For the official negotiators 11 days of hard discussions lie ahead. The opening gavel Monday set a sobering tone as Dr. Pachauri, Chairman of the Intergovernmental Panel on Climate Change (IPCC) listed the realities of climate data. Yvo de Boer, Executive Director of the U.N. Framework Convention on Climate Change (UNFCCC) began with the words of a 6-year-old boy whose parents had been swept away in the raging waters of a storm. The sharp business tones of COP 15 President Connie Hedegaard repeated a challenge: “Seal the Deal.”

The opening sessions were demanding and serious – but leapfrogged the long hours of old rhetoric. These negotiators have been at this for years and are very familiar with the blame, mistrust and grandstanding that can sideline progress.

Statements by parties were crystallized into three-minute segments making clear where we agree and where we still divide. Countries speak through negotiating blocs and as individual entities.

The developing world – represented by the United Nation’s Group of 77 plus China (now actually about 130 countries), the Small Island States, the Africa group, the Latin America coalition and others – reaffirmed their “differentiated responsibility.” Among the key principles in the UNFCCC Convention is the recognition that industrialized, developed countries disproportionately created more of the emissions that fuel global warming - and so should take the lead in addressing the consequences.

Developing nations want ambitious greenhouse gas reduction targets from the industrialized world, and seek financial assistance for dealing with the effects of climate change through adaptation, mitigation, technology transfer and capacity building. They haven't forgotten as-yet unmet promises from Kyoto, committing the developed world to provide funds to help them bear the brunt of climate impacts. Indeed, money is key to a deal.

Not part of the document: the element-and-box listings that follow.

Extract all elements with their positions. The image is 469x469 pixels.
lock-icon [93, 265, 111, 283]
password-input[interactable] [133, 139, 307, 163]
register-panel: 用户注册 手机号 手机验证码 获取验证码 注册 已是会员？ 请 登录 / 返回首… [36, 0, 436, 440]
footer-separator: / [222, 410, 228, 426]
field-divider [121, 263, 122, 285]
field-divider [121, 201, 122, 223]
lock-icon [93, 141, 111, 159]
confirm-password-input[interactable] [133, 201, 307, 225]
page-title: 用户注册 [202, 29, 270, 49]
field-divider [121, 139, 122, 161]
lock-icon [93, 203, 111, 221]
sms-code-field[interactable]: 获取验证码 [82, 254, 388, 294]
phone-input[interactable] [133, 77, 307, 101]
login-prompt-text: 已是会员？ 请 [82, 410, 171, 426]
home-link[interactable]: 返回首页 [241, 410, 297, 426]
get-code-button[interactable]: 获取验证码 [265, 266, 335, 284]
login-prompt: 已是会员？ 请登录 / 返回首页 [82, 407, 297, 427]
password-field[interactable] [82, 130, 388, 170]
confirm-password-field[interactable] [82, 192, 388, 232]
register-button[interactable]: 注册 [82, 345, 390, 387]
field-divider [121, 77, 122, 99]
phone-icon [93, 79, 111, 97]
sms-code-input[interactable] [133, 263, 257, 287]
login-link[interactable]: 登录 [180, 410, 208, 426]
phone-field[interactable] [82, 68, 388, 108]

The developed world speaks through the European Union and the Umbrella Group, a loose bloc of non-European Union countries including Australia, Japan, Canada, Iceland, New Zealand, Norway, the Russian Federation, Ukraine and the United States. Their statements were emphatic – stating the targets they’re ready to take, the commitments they’re ready to deliver, and the funds they’re ready to pledge. What they demand in exchange is for the developing world to take the first step in grappling with their own emissions: requiring accurate reporting that is transparent and verifiable.

What’s really new – wholly refreshing and a huge relief – is the strong voice of the United States. Finally, we’re really here. The statement of Jonathan Pershing, U.S. Deputy Special Envoy for Climate Change, was clear, firm, engaging and rational.

So the Opening Day challenge has been delivered. Now comes the contentious wading through hundreds of pages of bracketed negotiating text and finally making decisions. What the final architecture will be is still a fundamental debate – an extension of an amended Kyoto Protocol (the U.S. says absolutely not), or a whole new Copenhagen Accord? Many of these meetings are closed – but hundreds of side events now lure the rest of us into full days of learning, discussions, networking and coalition building.